Cela a nourri l’écriture du film. Parfois, ce genre de personne prend beaucoup de place dans la vie d’une autre, dans une relation de codépendance. C’est ainsi que Marilyn ne dialoguait qu’avec Paula Strasberg, sur un tournage de John Huston, parce qu’il ne voulait plus lui parler ! Je me suis aussi inspirée de Sibyl, une série très connue des années 1970 et adaptée d’un best-seller, qui met en scène une adolescente en analyse.”
“On a évité le côté littéral, en cherchant plus un système d’échos”
Kaléidoscope
“La première partie de Sibyl est très mentale, la seconde est plus dans l’action. Victoria était calqué sur une forme ultra-classique alors qu’ici tout est plus déstructuré. L’histoire n’a rien de traditionnel. J’ai trouvé une liberté énorme dans la forme, dans le ton. Je voulais me débarrasser du cadre. Le film est construit de manière très particulière en forme de kaléidoscope.
On a évité le côté littéral, en cherchant plus un système d’échos. Ce sont des scènes qui se cognent et par ces chocs révèlent des choses. Sibyl tourne autour de la création, de l’amour de la création et du cinéma. Il y a aussi le tournage dans le tournage… Je me suis inspirée de pas mal de films, comme Quinze Jours ailleurs de Vincente Minnelli. L’univers est construit en puzzle et mélange des bribes du passé au présent.”
Stromboli
“Comme mon personnage est assez mental, il fallait le catapulter dans l’action. Mais au moment où il entre dans la vie, il met les pieds dans une sorte de fiction ! Le Stromboli crée une sensation de vertige, un lieu plus grand que la vie. Il incarne quelque chose qui a trop de sens, avec les métaphores autour du volcan… C’est un vrai décor embrassant, de cinéma, irréel. C’est très compliqué de tourner là-bas.
On m’a dissuadée d’y aller, pour des raisons financières ; on a songé à la Corse, mais je voulais un endroit mystique, iconique, avec le côté too much de cette réalisatrice qui vient tourner un film sur les traces de Rossellini. Heureusement, deux coproducteurs sont venus à la rescousse, Marie-Ange Luciani et Jacques Audiard.”
Tribu
“C’est la première collaboration avec mon compagnon, Arthur Harari (réalisateur de Diamant noir – ndlr). Il joue le rôle de l’autre psy de Sibyl. Et notre fille aussi a un petit rôle… Sans chercher absolument à travailler avec mes proches, ou montrer ma progéniture, j’avoue que cela m’arrange…

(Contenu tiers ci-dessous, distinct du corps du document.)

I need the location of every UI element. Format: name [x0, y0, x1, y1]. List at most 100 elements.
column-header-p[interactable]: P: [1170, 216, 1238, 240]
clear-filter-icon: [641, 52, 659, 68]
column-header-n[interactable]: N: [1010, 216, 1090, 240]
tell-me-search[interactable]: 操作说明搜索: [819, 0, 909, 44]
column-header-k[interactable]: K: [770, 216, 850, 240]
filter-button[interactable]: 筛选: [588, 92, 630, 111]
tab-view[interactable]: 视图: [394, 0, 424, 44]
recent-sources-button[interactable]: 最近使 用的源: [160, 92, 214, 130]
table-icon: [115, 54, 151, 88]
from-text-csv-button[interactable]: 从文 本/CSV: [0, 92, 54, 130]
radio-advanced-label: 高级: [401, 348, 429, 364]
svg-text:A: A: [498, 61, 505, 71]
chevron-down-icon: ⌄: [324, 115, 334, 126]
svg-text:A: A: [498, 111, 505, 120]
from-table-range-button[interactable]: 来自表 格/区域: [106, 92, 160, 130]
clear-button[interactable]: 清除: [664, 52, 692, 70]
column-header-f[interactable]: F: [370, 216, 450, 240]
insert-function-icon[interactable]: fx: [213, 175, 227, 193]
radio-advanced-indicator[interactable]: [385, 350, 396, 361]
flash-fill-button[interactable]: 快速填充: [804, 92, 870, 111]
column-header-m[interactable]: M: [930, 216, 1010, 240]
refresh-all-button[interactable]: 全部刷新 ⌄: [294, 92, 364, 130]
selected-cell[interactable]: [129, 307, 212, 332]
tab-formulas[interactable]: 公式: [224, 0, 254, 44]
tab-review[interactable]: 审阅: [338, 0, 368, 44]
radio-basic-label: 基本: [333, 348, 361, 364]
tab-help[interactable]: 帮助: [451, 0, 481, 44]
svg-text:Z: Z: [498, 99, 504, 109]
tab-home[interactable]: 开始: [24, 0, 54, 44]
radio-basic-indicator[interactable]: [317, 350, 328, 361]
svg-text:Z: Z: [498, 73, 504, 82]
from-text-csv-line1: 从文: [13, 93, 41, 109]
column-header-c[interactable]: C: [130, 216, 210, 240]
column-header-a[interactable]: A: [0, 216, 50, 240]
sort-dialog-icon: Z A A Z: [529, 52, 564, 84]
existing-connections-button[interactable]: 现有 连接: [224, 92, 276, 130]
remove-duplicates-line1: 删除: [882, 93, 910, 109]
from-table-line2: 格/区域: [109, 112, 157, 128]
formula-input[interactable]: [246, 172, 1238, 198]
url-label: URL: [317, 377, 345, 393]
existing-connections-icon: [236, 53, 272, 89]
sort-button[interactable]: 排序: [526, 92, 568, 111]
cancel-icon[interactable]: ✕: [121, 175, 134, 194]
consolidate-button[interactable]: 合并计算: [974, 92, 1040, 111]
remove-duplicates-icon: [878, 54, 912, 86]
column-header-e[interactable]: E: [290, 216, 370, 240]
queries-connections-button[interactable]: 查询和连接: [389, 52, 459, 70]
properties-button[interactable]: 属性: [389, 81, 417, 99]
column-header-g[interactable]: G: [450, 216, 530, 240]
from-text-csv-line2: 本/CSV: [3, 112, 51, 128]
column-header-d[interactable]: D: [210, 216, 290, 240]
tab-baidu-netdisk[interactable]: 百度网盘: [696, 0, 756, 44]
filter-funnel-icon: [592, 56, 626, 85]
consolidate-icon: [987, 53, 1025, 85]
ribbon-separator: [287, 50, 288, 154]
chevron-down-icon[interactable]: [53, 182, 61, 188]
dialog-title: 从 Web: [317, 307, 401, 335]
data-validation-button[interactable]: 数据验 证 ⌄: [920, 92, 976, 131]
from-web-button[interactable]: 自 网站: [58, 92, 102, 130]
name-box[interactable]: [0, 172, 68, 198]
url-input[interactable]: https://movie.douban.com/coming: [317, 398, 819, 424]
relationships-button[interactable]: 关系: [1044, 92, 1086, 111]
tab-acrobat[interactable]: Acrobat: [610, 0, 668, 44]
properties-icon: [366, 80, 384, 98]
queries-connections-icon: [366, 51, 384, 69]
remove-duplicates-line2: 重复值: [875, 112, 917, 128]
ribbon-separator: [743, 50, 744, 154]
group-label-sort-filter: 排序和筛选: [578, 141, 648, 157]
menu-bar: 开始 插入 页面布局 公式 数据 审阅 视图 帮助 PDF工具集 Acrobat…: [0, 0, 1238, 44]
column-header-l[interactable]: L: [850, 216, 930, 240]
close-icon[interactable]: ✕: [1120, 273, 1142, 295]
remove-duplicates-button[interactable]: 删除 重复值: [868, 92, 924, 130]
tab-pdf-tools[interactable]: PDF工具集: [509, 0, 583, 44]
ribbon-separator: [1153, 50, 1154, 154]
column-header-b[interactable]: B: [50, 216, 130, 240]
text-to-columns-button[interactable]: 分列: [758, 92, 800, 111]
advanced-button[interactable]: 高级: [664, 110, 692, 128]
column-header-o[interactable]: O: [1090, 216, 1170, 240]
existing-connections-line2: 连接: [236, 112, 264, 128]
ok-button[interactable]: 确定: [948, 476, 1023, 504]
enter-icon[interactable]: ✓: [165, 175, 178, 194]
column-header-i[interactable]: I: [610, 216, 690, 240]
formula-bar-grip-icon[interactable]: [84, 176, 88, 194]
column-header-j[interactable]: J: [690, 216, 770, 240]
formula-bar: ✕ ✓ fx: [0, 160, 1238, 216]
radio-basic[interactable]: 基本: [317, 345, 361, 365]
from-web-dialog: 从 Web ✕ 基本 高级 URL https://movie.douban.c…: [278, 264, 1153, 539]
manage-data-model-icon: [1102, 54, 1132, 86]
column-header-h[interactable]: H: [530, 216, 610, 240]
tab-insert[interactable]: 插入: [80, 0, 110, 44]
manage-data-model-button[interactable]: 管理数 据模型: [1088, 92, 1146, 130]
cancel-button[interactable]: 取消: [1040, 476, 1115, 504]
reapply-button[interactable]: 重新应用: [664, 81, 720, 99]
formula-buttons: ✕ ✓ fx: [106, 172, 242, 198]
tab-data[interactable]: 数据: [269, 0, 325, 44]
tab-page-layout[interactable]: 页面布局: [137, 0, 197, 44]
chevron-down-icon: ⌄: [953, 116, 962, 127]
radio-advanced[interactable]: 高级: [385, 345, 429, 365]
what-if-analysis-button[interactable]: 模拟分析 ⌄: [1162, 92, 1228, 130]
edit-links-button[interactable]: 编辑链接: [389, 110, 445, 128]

J’ai une conception de la vie de couple anticonformiste, alors si on peut partager un truc qui nous élève un peu, je trouve ça chouette d’en profiter. Ça simplifie la vie. Et dans l’écriture, je trouve très important d’être avec quelqu’un avec qui on peut parler librement.
Aurélien Bellanger (auteur de L’Aménagement du territoire, ndlr) est un ami proche et joue aussi dans mes deux films, parce qu’il amène quelque chose de plus étrange que les acteurs. Un truc de logorrhée très drôle.”